Op de 6e Siewan (in de 3e maand van het Joodse jaar), 50 dagen na Pesach, viert ons volk Sjawoeoth (wekenfeest).
De zeven weken van tellen uit Lev.23:15 zijn ten einde en de vijftigste dag is aangebroken. Vóór de verwoesting van de tempel gingen om die tijd tienduizenden pelgrims naar Jeruzalem; o.a. Handelingen 2:9 en 10 beschrijven waar zij vandaan kwamen. Op het feest was behalve het gebruikelijke brandoffer, spijsoffer en zondoffer iets bijzonders aan de orde; dat heette dan ook in Numeri 28:26 een nieuw spijsoffer. Leviticus 28:16 en 17 vertellen dat er twee beweegbroden uit twee tienden efa fijn meel moesten worden bereid en dat ze gezuurd gebakken moesten worden, eerstelingen voor de Heer zijn het.

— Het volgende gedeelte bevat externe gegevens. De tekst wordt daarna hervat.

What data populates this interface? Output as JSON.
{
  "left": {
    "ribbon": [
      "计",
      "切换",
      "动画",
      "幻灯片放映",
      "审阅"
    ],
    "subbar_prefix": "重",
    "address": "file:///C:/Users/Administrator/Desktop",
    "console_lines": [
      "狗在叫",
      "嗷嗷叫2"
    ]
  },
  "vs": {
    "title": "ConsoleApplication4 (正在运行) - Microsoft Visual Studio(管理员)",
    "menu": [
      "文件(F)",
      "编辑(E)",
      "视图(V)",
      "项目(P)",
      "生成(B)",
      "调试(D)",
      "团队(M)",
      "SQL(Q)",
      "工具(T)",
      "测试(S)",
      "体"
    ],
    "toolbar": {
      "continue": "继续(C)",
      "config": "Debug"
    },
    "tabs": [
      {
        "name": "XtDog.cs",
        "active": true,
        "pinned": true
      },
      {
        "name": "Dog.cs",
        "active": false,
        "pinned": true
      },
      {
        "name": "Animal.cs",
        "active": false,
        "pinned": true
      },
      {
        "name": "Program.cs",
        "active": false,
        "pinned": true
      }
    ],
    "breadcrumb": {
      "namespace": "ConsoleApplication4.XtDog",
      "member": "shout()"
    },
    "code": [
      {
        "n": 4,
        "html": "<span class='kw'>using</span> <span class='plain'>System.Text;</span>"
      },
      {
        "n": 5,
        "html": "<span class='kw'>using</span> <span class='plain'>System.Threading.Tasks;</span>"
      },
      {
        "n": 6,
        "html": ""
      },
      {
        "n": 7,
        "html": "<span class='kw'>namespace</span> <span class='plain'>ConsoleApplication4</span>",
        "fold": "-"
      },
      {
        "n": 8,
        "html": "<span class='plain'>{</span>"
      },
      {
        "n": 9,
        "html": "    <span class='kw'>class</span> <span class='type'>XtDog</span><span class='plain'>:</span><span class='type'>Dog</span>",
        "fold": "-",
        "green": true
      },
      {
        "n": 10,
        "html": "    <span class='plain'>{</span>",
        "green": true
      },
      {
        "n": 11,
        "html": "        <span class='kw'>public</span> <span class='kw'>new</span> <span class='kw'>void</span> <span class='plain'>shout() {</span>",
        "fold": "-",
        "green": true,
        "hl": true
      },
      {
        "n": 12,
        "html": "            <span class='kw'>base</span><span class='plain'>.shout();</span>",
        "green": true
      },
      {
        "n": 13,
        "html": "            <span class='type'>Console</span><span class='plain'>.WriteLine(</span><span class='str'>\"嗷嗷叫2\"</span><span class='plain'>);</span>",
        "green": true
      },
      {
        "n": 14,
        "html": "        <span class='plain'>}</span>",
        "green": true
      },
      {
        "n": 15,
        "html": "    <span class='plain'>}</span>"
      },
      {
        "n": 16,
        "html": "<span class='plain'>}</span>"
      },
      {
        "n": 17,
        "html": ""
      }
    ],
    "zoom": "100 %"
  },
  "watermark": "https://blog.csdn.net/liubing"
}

Merkwaardig is dat de Thora voorschrijft dat de broden zuurdeeg moeten bevatten. Paulus legt ons in 1 Cor. 5:8 uit dat zuurdeeg het beeld is van slechtheid en boosheid. Toch worden deze twee beweegbroden - het ene duidt Israël aan, het andere de rest der volkeren - in tegenstelling tot de gebruikelijke vredeoffers "den Heer heilig" beschouwd. Evenals de twee broden geheel doortrokken waren van het zuurdeeg van slechtheid en boosheid, zijn Jood en niet-Jood doortrokken van zonde, zelfs de meest edele onder hen. Deze beweegbroden dan worden door de priester voor Gods aangezicht bewogen; voorwaarts, achterwaarts, op en neer; de bewegingen vormden een kruis. Aldus gebeurde het naar de traditie ook op die 50e dag na de Pesach waarop Jezus aan het kruis gestorven was.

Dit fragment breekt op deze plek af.